Aufbruch in eine neue Dimension

Im Ballett-Fokus: Philipp Egli, Hans van Manen und Martin Schläpfer

oe
Mainz, 30/03/2007

Die achte Vorstellung des 23. Programms der Mainzer Ära Schläpfer, das am 3. März Premiere hatte (und hier am 5. März von Angela Reinhardt besprochen wurde: „Sterbende Schwäne“). Acht Vorstellungen des neuen Abends in einem Monat (vier weitere sind bis Spielzeitende vorgesehen) – das soll hierzulande erst mal eine andere Stadt nachmachen! Die Ballettbegeisterung der Mainzer ist ungebrochen: das zeigte sich auch an diesem Freitagabend wieder.

Drei Ballette also, zwei Uraufführungen von Philipp Egli, dem Ballettchef von Sankt Gallen, und Martin Schläpfer, dem Mainzer Hausherrn, und als deutsche Erstaufführung Hans van Manens gerade vor Jahresfrist fürs Het Nationale Ballet in Amsterdam kreierte „Frank Bridge Variationen“. Am Pult des Philharmonischen Staatsorchester die Mainzer Generalmusikdirektorin Catherine Rückwardt höchstpersönlich. Das zahlte sich musikalisch aus – tänzerisch sowieso.

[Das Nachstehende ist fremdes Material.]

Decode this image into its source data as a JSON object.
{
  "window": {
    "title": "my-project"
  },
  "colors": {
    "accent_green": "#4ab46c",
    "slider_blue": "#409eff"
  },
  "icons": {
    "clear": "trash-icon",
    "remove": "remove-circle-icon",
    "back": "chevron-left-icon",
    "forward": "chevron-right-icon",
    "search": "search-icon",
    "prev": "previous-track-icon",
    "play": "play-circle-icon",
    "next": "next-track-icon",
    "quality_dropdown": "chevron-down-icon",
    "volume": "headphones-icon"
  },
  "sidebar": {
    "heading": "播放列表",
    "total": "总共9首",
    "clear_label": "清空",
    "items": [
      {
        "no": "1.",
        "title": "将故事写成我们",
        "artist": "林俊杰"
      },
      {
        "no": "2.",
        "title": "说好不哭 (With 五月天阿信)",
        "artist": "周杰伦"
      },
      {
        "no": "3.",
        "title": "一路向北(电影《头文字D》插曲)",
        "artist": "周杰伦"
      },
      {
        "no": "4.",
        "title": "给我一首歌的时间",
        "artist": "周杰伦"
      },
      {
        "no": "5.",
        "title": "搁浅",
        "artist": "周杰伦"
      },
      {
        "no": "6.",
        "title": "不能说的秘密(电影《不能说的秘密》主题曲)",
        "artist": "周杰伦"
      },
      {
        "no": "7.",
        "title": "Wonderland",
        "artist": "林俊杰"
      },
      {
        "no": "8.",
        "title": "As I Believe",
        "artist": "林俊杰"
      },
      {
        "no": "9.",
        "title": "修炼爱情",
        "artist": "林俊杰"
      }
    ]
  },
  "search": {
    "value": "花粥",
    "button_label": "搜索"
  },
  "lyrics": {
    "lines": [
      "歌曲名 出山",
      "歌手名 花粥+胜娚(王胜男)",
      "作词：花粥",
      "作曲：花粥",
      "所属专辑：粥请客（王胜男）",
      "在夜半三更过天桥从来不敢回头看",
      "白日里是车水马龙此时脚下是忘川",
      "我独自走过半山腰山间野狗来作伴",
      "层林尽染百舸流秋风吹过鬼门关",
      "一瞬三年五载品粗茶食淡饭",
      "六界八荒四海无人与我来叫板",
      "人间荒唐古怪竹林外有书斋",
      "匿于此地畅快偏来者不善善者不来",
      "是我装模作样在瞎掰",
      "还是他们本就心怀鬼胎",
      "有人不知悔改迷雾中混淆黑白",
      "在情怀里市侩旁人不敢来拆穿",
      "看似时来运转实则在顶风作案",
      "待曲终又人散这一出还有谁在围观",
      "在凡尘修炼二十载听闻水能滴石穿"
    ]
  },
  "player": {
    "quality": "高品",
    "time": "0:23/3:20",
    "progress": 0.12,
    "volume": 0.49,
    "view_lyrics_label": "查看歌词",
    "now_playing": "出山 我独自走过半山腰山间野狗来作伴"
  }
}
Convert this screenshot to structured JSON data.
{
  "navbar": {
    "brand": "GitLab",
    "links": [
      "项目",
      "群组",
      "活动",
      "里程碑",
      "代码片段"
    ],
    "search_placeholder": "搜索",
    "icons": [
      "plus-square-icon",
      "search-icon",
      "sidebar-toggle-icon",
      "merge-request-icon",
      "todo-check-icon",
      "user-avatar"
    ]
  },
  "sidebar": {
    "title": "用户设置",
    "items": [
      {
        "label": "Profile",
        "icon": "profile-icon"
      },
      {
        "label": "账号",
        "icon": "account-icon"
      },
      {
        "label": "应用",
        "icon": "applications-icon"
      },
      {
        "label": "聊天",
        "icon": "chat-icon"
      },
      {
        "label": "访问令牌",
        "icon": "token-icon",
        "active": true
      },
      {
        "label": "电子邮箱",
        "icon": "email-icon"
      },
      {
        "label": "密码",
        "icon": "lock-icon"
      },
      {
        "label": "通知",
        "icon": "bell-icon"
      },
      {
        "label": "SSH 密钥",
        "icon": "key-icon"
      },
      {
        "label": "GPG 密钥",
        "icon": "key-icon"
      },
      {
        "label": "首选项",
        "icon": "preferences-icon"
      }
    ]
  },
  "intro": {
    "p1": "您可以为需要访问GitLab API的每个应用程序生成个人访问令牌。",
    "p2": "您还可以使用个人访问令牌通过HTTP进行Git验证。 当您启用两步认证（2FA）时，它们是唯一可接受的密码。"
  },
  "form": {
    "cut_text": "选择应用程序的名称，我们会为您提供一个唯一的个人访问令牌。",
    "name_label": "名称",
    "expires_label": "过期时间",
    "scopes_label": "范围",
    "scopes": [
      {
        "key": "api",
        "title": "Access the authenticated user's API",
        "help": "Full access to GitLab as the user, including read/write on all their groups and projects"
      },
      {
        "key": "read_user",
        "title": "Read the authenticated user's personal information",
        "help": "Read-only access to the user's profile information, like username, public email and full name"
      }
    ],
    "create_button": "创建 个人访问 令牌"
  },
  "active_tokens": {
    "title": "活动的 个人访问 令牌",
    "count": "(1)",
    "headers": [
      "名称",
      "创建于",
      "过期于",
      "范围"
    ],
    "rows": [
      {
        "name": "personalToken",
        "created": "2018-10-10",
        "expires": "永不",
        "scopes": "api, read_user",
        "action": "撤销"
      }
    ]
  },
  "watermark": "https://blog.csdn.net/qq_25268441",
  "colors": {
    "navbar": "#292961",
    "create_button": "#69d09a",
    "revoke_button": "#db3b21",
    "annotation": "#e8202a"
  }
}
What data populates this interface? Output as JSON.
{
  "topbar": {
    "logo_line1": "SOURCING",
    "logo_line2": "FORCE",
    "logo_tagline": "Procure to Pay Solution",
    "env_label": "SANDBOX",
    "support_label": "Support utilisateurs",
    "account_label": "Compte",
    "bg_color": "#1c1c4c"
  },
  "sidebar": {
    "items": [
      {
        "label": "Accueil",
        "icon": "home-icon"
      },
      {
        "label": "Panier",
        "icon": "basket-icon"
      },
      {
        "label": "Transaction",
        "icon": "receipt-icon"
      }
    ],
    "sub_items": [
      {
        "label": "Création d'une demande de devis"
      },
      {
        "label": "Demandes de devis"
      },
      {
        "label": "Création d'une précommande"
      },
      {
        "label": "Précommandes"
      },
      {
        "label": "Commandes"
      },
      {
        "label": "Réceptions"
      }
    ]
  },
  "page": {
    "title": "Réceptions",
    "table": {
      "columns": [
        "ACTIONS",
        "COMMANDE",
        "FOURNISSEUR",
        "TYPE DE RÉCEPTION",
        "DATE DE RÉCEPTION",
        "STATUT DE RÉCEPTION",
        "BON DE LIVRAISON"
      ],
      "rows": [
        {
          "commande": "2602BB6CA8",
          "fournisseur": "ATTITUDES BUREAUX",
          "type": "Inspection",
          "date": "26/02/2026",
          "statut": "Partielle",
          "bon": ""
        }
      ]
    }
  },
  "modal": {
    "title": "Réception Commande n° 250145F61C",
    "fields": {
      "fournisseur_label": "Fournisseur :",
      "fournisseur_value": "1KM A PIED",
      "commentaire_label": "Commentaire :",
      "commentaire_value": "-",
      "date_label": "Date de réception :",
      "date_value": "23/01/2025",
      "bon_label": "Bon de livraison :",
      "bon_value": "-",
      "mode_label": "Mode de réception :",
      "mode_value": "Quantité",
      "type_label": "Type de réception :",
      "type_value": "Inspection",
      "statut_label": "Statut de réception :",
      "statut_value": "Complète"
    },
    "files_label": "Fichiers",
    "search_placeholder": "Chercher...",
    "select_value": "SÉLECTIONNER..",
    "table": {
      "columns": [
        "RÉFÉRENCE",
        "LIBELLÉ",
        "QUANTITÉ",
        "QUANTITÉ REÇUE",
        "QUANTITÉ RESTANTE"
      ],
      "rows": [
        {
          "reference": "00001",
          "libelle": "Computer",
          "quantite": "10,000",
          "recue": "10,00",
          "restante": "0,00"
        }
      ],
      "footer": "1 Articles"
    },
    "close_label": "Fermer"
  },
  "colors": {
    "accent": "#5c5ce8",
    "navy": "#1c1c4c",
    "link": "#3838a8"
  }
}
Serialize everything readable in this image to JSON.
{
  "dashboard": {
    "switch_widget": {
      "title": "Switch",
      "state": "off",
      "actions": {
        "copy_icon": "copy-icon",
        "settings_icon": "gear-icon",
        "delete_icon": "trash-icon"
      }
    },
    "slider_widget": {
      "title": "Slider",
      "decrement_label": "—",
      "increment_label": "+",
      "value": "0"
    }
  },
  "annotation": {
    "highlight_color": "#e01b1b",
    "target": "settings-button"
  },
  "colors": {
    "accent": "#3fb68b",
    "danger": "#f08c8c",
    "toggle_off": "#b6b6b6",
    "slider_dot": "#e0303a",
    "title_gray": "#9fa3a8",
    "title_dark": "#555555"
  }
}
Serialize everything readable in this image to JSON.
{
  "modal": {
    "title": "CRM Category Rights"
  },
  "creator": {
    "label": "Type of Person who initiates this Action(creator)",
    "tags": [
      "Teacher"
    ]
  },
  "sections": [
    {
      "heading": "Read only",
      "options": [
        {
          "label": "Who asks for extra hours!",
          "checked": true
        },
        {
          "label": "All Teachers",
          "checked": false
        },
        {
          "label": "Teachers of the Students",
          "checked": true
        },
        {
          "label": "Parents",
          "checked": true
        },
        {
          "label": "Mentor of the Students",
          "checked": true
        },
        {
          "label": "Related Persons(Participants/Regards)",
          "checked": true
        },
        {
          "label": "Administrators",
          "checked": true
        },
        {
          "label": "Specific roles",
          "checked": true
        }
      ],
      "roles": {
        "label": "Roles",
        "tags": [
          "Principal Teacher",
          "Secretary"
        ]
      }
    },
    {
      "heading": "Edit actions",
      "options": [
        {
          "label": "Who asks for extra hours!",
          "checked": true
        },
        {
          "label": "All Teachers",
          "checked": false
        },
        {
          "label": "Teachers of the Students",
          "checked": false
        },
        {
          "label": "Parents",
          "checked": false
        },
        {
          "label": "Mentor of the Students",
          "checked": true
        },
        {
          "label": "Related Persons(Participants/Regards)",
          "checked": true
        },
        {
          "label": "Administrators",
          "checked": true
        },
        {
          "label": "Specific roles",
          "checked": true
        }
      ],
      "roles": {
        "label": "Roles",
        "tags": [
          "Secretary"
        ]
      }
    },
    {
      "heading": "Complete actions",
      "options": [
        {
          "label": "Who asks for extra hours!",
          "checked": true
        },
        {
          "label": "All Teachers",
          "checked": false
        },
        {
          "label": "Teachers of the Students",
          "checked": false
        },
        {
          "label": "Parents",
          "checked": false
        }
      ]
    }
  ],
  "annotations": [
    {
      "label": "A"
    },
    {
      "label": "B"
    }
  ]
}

Eglis „Space. Distance. Measure“ zu zwei unterschiedlich inspirierten Soloviolinsonaten von Eugène Ysaye, auf der Bühne gespielt von Ingolf Turban, dazwischen vom Band ein sehr „Lohengrin“-timbriertes Streicherstück des Amerikaners Aaron Jay Kernis. Das Ganze eine etwas lang geratene, improvisatorisch anmutende Plaisanterie, ein harmloses Stolper- und Wegknick-Stück, lauter tänzerische Aperçus, die sich indessen nicht zu einem Ganzen verdichten wollen. Viel Herumgerenne, das eine geheimnisvolle Logistik erahnen lässt, denn die achtzehn Tänzer kommen sich zwar laufend in die Quere, aber es gibt keine Zusammenstöße. Wenn man bei den Musikern vom Stimmen ihrer Instrumente spricht, ist man hier versucht, vom Stimmen der Körper für die gewichtigeren folgenden Choreografien zu sprechen.

Denn die sind strikt durchstrukturiert, van Manens „Frank Bridge Variationen“ (bereits oft choreografiert – siehe John Cranko, Alan Carter, Walter Gore und John Neumeier) als formgestylter Essay für zwei Solo-Paare und drei Demi-Solo-Paare (von Keso Dekker in gewohnter schnittiger Eleganz ausgestattet) – und Schläpfers „Pathétique“ zu Tschaikowskys sechster Sinfonie in h-moll für die ganze Kompanie. Van Manens Studie, in seinem wohl bekannten Idiom, schnurrt ab wie ein Uhrwerk – aber ganz und gar nicht mechanisch, sondern wie ein Uhrwerk, das lebt – auf ganz wunderbare Weise lebt und atmet. Es erzählt lauter fein ziselierte Geschichten – aber die sind so wunderbar, dass man sie nicht nacherzählen kann. Es sind Geschichten ohne Worte (wie Mendelssohns „Lieder ohne Worte“), dafür voller Gefühle, zärtlich-seren mit einem ganz nach innen gerichteten Lächeln und vielen ganz stillen Momenten. Es ist ein Ballett über das Lächeln der Engel – von Engeln, die Menschen geworden sind. Die Mainzer tanzen das, dass man hinschmelzen könnte von so viel zarter Schönheit.

Und dann also der Brocken der „Pathétique“: ein sinfonisches Ballett der großen Tableaux – ganz anders als die ja sehr unterschiedlich ambitionierten sinfonischen Ballette von Massine oder Balanchine – von den sowjetischen Tanzsinfonikern à la Goleisowsky und Belsky ganz zu schweigen. Ein Ballett über den Pathetiker Tschaikowsky – aber ganz und gar kein anekdotisch-biografisches Dokuballett, wie sie Breuer, Eifman, Kajdanski und Sutherland jüngst geliefert haben. Tschaikowsky anonym – als Tänzer in der Gestalt von Jörg Weinöhl so dominierend, dass man ihn für einen Bruder Rasputins halten könnte. Als Herrscher über einer Welt, die ein einziger Kosmos aus Schwänen zu sein scheint – androgyner Schwäne, ebenso weit entfernt von Petipa und Iwanow wie von Matthew Bourne und Stefan Thoss.

Dies ist die Abstraktion des Schwanen-Mythos, wie ihn Peter Stoneley jüngst in seiner „Queer History of the Ballet“ beschrieben hat. In die man alle möglichen Assoziationen aus Tschaikowskys Leben hineinlesen kann – aber man liest sie wirklich auf eigene Gefahr in den Ablauf der Choreografie hinein und nicht heraus. Was man sieht, ist Tanz gewordene Musik – ihr Gehalt, ihre Substanz, nicht ihre Form, nicht ihre Struktur, nicht ihr stilistisches Erscheinungsbild, nicht ihre akustische Triebkraft. In seiner „Pathétique“ geht Schläpfer wie ein Pionier auf die Suche nach einer tieferen Dimension der Musik – wie sie vor ihm noch keiner seiner choreografischen Kollegen erschlossen hat.